Diese Kurse sind auch das wichtigste Instrument, um die Menschen am Rande der Pfarrgemeinde anzusprechen. Alpha dreht sich um den Kern der christlichen Botschaft, die Erlösung: Wer ist Jesus? Warum ist er für uns gestorben? Was macht das für einen Unterschied in meinem Leben? Und was hilft mir der Heilige Geist? „Wir haben schon viele Budgets zusammengestrichen, wenn es notwendig war“, sagt Gumbel, „aber nie das Budget für die Alphakurse“. Sie sind für Neulinge gemacht, aber nicht nur: „Viele ehemalige, aber auch viele treue Kirchgänger sind wie Menschen, die nur den zweiten Teil eines Films kennen. Das ist zwar auch ganz schön. Aber im Alphakurs holen sie den ersten Teil nach, und auf einmal kennen sie sich aus und wissen Bescheid.“
Bis zu 40 Prozent der Teilnehmer bleiben der Gemeinde erhalten. Sie erfahren den Glauben nicht als Gedankengebäude, als Vorschriftenkatalog oder als Hintergrund für eine soziale Einstellung, sondern als lebensverändernde Kraft, als erlebbare Freundschaft mit Christus. Paul Cowell, ein ehemaliger Häfling, der die Organisation für Haftentlassene gegründet und Alpha in die Gefängnisse gebracht hat: „In den ersten 40 Jahren wusste ich nichts von Gott, weil niemand mit mir darüber gesprochen hat. Dann hat die Begegnung mit ihm mein Leben verändert.“ Die materielle Hilfe für die Menschen am Rand der Gesellschaft kommt in HTB zuerst: Essen, Herberge, Hilfe bei der Jobsuche, Coaching, psychologische Betreuung. „Aber dann muss das kommen, was das Wichtigste ist: Man muss den Menschen von der Liebe Gottes erzählen.“
Grundlage des Wachstums ist weiters eine geradezu kindliches (somit sehr christliches) Vertrauen auf den Heiligen Geist. Nichts wird angegangen ohne Gebet. Die erste Hälfte des einstündigen wöchentlichen Mitarbeitertreffens ist Lobpreis. Aus diesem Vertrauen heraus, ist die ganze Pfarre, die selbst von einer starken charismatischen Spiritualität geprägt ist, von beeindruckender Großzügigkeit zu anderen Stilen und Konfessionen. „Wir wollen, dass dieses Land wieder christlich wird“, sagt Nicky Gumbel, „und das schaffen wir nur alle zusammen: Anglikaner, Katholiken, Methodisten, Orthodoxe...“
Großzügigkeit gegenüber allen, die kommen, ist ebenso ein Merkmal. Es gibt nicht nur dreimal pro Woche Abendessen für Obdachlose – in der Kirche –, sondern fast jede Aktivität beinhaltet ein Essen. Das stärkt auch die Einheit. Gumbel: „Wie in der Bibel. Wenn Jesus etwas tut, ist es fast immer im Zusammenhang mit einer gemeinsamen Mahlzeit.“
Wir haben diese Gastfreundschaft erlebt. Und gesehen, was möglich ist, wenn der Geist Wunder vollbringt. Auch wenn sich natürlich vieles nicht so einfach aus dem anglikanischen Kontext ins Katholische übertragen lässt: Das Beispiel von Holy Trinity gibt Kraft.

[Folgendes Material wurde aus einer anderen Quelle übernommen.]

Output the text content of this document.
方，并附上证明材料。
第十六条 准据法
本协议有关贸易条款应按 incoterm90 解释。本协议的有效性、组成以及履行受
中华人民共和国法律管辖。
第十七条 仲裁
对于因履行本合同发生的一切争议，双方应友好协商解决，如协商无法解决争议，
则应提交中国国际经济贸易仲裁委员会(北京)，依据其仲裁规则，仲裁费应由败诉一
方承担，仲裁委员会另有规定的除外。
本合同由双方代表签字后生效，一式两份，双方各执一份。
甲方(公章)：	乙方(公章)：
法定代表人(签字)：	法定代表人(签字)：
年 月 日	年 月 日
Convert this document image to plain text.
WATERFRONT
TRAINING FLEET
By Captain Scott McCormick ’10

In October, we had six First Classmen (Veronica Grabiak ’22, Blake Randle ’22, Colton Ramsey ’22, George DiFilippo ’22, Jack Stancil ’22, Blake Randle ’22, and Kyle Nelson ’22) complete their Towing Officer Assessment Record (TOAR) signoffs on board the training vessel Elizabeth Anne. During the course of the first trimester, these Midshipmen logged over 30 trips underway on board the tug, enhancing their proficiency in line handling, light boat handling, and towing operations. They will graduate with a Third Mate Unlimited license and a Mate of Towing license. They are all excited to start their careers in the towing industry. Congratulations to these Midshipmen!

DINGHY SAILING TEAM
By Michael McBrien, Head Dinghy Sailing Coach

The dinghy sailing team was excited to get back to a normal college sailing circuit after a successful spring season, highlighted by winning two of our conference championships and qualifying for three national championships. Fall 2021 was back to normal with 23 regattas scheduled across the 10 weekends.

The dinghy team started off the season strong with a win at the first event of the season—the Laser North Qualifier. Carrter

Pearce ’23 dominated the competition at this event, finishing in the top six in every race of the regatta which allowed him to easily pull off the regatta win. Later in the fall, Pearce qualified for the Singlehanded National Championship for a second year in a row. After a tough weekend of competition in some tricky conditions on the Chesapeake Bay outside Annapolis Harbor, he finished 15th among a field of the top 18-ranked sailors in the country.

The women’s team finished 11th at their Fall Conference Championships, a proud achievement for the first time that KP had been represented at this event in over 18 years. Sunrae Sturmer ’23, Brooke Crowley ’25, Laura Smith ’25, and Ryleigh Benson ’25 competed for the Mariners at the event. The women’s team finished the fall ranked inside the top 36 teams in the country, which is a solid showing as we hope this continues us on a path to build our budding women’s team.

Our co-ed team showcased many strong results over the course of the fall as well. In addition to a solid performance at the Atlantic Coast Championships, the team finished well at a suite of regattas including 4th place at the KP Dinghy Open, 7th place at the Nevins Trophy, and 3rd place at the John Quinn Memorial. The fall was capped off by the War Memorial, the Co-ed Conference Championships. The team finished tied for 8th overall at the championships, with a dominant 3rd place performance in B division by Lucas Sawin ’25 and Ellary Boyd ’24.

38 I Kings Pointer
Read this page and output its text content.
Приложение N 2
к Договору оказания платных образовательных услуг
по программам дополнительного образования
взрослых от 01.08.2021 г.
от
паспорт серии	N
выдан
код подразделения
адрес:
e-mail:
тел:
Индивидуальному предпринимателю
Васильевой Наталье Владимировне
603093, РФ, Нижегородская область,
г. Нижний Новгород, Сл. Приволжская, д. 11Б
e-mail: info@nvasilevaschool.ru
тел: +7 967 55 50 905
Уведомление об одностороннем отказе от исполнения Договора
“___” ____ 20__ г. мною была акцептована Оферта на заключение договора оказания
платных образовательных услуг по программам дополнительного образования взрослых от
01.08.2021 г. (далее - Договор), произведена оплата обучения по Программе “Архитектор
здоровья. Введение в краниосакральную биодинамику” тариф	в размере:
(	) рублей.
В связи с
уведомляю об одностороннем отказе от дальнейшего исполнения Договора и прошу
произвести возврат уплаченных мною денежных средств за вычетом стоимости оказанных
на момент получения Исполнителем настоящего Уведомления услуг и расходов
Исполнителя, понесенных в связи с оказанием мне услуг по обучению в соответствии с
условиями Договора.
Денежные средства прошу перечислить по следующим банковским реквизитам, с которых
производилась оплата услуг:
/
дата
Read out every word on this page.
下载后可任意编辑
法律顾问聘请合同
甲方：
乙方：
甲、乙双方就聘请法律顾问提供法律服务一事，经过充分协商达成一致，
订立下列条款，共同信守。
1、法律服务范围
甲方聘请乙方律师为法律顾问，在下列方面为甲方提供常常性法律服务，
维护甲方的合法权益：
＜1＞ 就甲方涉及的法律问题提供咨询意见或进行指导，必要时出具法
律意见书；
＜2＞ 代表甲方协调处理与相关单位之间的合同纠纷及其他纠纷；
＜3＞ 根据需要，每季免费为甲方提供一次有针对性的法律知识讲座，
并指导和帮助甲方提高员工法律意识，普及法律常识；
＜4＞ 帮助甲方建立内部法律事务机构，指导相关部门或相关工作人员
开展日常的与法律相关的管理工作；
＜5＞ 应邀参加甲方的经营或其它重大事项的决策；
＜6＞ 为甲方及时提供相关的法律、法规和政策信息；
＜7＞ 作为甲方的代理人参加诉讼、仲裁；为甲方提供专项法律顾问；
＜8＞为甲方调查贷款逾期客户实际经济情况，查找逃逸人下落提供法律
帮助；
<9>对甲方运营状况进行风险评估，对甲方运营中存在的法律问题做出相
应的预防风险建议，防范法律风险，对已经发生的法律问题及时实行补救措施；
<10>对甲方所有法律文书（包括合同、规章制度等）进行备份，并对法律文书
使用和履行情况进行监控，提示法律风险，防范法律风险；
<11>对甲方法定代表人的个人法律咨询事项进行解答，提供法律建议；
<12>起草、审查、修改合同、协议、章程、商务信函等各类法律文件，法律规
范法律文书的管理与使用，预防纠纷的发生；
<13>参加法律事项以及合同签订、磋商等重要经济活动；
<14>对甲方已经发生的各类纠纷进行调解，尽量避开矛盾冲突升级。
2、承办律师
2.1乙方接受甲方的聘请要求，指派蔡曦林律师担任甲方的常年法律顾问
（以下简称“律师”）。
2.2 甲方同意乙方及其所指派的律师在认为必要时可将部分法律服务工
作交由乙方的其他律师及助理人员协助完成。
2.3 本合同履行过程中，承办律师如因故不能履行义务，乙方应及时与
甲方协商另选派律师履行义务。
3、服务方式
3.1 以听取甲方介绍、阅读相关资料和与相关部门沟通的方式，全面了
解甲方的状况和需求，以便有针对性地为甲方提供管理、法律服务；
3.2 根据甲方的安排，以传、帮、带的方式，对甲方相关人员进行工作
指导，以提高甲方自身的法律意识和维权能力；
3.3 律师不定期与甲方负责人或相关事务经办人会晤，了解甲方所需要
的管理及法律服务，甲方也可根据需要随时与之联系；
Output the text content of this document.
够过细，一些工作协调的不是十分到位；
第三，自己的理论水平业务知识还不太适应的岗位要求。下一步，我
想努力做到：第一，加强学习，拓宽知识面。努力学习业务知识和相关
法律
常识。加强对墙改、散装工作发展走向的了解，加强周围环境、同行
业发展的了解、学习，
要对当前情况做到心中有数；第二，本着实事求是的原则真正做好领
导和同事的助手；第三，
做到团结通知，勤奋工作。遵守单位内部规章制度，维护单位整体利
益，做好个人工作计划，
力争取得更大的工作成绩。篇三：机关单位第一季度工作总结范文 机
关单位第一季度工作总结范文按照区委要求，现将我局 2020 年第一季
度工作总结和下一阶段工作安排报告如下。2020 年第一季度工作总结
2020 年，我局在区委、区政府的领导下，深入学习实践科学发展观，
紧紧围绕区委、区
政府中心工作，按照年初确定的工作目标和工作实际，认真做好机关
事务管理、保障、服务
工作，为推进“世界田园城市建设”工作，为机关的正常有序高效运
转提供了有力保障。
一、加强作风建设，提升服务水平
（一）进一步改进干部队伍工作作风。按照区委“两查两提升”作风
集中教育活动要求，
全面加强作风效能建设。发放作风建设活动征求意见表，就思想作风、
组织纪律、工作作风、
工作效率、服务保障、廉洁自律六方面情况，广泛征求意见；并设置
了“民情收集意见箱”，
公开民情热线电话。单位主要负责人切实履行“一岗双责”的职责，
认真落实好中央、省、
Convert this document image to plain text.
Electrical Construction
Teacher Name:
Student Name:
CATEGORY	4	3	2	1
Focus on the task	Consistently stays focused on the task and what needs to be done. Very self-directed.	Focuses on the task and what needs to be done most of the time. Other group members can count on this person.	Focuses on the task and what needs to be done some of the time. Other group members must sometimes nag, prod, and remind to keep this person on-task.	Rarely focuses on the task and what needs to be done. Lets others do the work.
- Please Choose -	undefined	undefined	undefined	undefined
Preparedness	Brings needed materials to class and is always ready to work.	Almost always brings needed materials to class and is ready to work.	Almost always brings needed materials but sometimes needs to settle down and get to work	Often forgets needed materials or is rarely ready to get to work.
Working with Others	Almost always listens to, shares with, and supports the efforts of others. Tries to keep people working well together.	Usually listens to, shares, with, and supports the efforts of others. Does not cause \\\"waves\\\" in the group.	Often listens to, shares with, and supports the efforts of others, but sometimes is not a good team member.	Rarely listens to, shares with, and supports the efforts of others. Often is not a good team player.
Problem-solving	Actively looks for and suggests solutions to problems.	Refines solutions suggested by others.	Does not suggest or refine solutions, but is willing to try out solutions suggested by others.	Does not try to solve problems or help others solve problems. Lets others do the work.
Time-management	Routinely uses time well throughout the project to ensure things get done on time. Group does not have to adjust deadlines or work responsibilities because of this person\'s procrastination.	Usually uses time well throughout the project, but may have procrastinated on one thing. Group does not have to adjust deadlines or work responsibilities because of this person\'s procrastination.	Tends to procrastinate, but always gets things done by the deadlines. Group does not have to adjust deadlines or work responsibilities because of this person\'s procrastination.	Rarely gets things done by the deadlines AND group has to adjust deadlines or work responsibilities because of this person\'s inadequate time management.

Auch in der Erzdiözese Wien gibt es wachsende Pfarren. Nicht viele, aber es gibt sie. Dennoch gilt es, auch von anderen Beispielen wachsender, missionarischer Kirche zu lernen. Daher hat die Erzdiözese Wien in diesem Arbeitsjahr zwei Studienreisen durchgeführt, mit Mitarbeitern aus den Zentralstellen, Priestern, Seminaristen und Ordens-Seelsorgern. Die erste Reise ging im Jänner 2016 auf die Philippinen. Die Gastgeber von dort waren in der vergangenen Woche zum Gegenbesuch in der Erzdiözese Wien (Interviews in der kommenden Ausgabe des SONNTAG).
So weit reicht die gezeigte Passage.